Das Modell nimmt deshalb eine Bürozeit von Montag bis Donnerstag 7 bis 17 Uhr und freitags 7 bis 14 Uhr an, ohne die Feiertage in Baden-Württemberg. Das sind 2.383 Stunden im Jahr. In diese Stunden fallen 57,5 % des Solarertrags. Die übrigen 42,5 % entstehen am frühen Morgen, am späten Nachmittag, am Wochenende und an Feiertagen. Allein Samstag und Sonntag bringen 28,6 %.
Das Modell: Monatswerte, Bürozeit und Grundlast
Die Rechnung verteilt jeden Monatswert 2024 auf die Stunden des Monats. Ein Teil läuft als Grundlast rund um die Uhr, etwa Server, Lüftung und Notbeleuchtung. Der Rest fällt in die Bürozeit. Wie groß die Grundlast ist, weiß niemand ohne Messung, das Modell rechnet deshalb mit 30 %, 50 % und 70 % und zum Vergleich mit dem Standardprofil G1.
Den Solarertrag liefert PVGIS für Weinheim, Süd, 35 Grad Neigung, Wetterjahr 2020: 1.105,4 kWh je kWp. Rechnerisch deckt eine Anlage mit 139,6 kWp den Jahresverbrauch des Rathauses.

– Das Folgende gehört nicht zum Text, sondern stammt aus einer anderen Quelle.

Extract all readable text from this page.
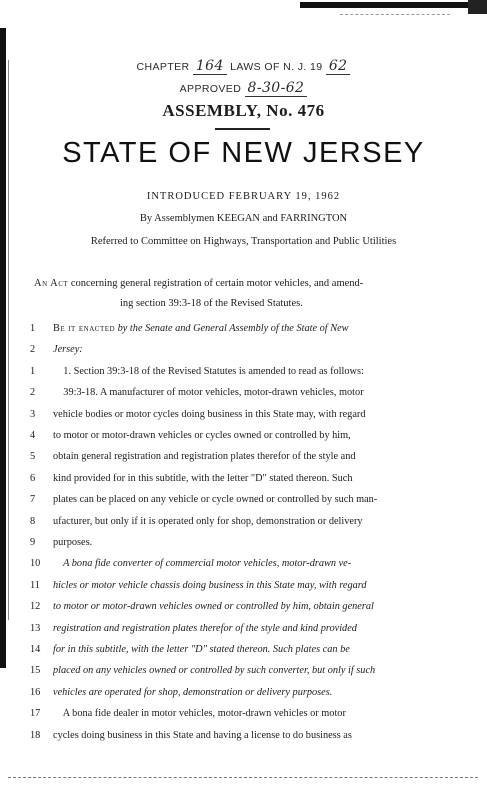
CHAPTER 164 LAWS OF N. J. 19 62
APPROVED 8-30-62
ASSEMBLY, No. 476
STATE OF NEW JERSEY
INTRODUCED FEBRUARY 19, 1962
By Assemblymen KEEGAN and FARRINGTON
Referred to Committee on Highways, Transportation and Public Utilities
An Act concerning general registration of certain motor vehicles, and amend-
ing section 39:3-18 of the Revised Statutes.
1	Be it enacted by the Senate and General Assembly of the State of New
2	Jersey:
1	1. Section 39:3-18 of the Revised Statutes is amended to read as follows:
2	39:3-18. A manufacturer of motor vehicles, motor-drawn vehicles, motor
3	vehicle bodies or motor cycles doing business in this State may, with regard
4	to motor or motor-drawn vehicles or cycles owned or controlled by him,
5	obtain general registration and registration plates therefor of the style and
6	kind provided for in this subtitle, with the letter "D" stated thereon. Such
7	plates can be placed on any vehicle or cycle owned or controlled by such man-
8	ufacturer, but only if it is operated only for shop, demonstration or delivery
9	purposes.
10	A bona fide converter of commercial motor vehicles, motor-drawn ve-
11	hicles or motor vehicle chassis doing business in this State may, with regard
12	to motor or motor-drawn vehicles owned or controlled by him, obtain general
13	registration and registration plates therefor of the style and kind provided
14	for in this subtitle, with the letter "D" stated thereon. Such plates can be
15	placed on any vehicles owned or controlled by such converter, but only if such
16	vehicles are operated for shop, demonstration or delivery purposes.
17	A bona fide dealer in motor vehicles, motor-drawn vehicles or motor
18	cycles doing business in this State and having a license to do business as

| Eigenverbrauch (Abruf PVGIS: 16.09.2026) | 30 % Grundlast | 50 % Grundlast | 70 % Grundlast | Profil G1 |
|---|---|---|---|---|
| 30 kWp | 77,4 % | 85,6 % | 91,6 % | 81,3 % |
| 60 kWp | 69,1 % | 72,7 % | 71,7 % | 72,1 % |
| 100 kWp | 56,1 % | 54,7 % | 51,5 % | 57,6 % |
| 140 kWp | 45,3 % | 43,3 % | 40,3 % | 46,9 % |
| 100 kWp mit 50 kWh Speicher | 66,6 % | 65,4 % | 62,3 % | 66,8 % |
Quelle: eigene Rechnung mit PVGIS und den Monatswerten 2024 aus dem Weinheimer Energiebericht. Bürozeit und Grundlast sind Annahmen.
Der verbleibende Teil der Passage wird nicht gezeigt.